Written during the Civil War, Frederick Augustus Ross’s autobiography (1863) includes a brief account of the bodily exercises in east Tennessee. Ross was a young boy during the Great Revival. Thus, his reflections combine stories culled from other sources—most notably Lorenzo Dow’s famous description of the Jonesborough “jerking posts”—with John Patton’s memories of the prominent Presbyterian clergyman Samuel Doak.
BODILY EXERCISE

 

This region had its share of that strange revival of religion which, in the beginning of the century, overspread all the West. It was wonderful in its character and results.

Old John Patton, a Ruling Elder of Jonesborough, in my day told me many things of that work of the Spirit and of the devil.

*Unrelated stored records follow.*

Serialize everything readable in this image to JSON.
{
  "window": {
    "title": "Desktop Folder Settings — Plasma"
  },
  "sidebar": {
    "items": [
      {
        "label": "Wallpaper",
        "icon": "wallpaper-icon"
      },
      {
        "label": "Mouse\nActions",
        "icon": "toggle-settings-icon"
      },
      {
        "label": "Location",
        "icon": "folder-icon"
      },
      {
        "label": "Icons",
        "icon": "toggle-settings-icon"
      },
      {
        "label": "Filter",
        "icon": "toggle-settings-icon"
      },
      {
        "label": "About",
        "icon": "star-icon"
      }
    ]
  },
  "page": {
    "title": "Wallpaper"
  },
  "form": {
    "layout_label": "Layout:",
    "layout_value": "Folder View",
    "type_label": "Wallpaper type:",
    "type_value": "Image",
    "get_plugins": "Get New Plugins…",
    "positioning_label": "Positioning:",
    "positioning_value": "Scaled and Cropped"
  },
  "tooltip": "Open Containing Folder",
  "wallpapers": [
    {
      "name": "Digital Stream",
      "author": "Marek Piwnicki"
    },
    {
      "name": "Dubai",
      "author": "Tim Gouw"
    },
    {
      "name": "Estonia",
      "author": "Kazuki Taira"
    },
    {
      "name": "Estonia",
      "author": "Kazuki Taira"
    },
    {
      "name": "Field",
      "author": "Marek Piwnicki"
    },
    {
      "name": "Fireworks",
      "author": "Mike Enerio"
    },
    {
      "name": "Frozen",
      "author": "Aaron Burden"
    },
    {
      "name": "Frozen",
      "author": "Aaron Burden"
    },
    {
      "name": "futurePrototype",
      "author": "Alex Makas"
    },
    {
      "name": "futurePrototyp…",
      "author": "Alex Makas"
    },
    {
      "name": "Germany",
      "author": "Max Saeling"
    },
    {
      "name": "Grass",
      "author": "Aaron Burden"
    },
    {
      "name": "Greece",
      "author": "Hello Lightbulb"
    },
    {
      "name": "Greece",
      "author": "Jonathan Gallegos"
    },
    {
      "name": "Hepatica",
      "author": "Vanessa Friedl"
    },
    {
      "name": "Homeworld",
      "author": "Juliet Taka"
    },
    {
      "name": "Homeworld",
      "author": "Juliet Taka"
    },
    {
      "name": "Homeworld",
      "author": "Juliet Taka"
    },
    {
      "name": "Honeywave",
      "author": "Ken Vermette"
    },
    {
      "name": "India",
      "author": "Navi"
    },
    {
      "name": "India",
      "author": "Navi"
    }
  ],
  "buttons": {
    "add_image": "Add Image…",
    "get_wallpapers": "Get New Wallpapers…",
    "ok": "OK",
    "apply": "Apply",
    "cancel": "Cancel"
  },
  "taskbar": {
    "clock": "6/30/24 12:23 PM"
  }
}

He told me that he had often seen five hundred men start off at a run through the woods—day as well as night—like so many red deer. Yet nobody ever got hurt. Then, men stood and jerked themselves most violently, holding to saplings trimmed up for this use. Then many would fall insensible on the ground and remain so for some time. He said he had seen Dr. S. Doak—the pioneer of Presbyterianism in Tennessee—while in the pulpit and preaching against these excitements, jump up and take his yellow wig from his head and throw it over the congregation! This sympathetic influence of the imagination over the nervous system has its many forms. Religious excitements, such as the Christian conditions, have only their places among what we find in other religions. In themselves they may be, as said, in the midst of the presence of the Holy Ghost or Satan.

This John Patton was himself a subject of that revival: and although he fully understood its character, yet I well remember he always showed in his eyes the gleam of that enthusiasm whenever we had a movement of the Spirit in the Church.

Source

“The Autobiography of Reverend Frederick Augustus Ross, D.D., in Letters to a Lady of Knoxville, Tennessee (Mrs. Juliet Park White),” 1862–1863, 135–136, typescript, Virginia Historical Society, Richmond.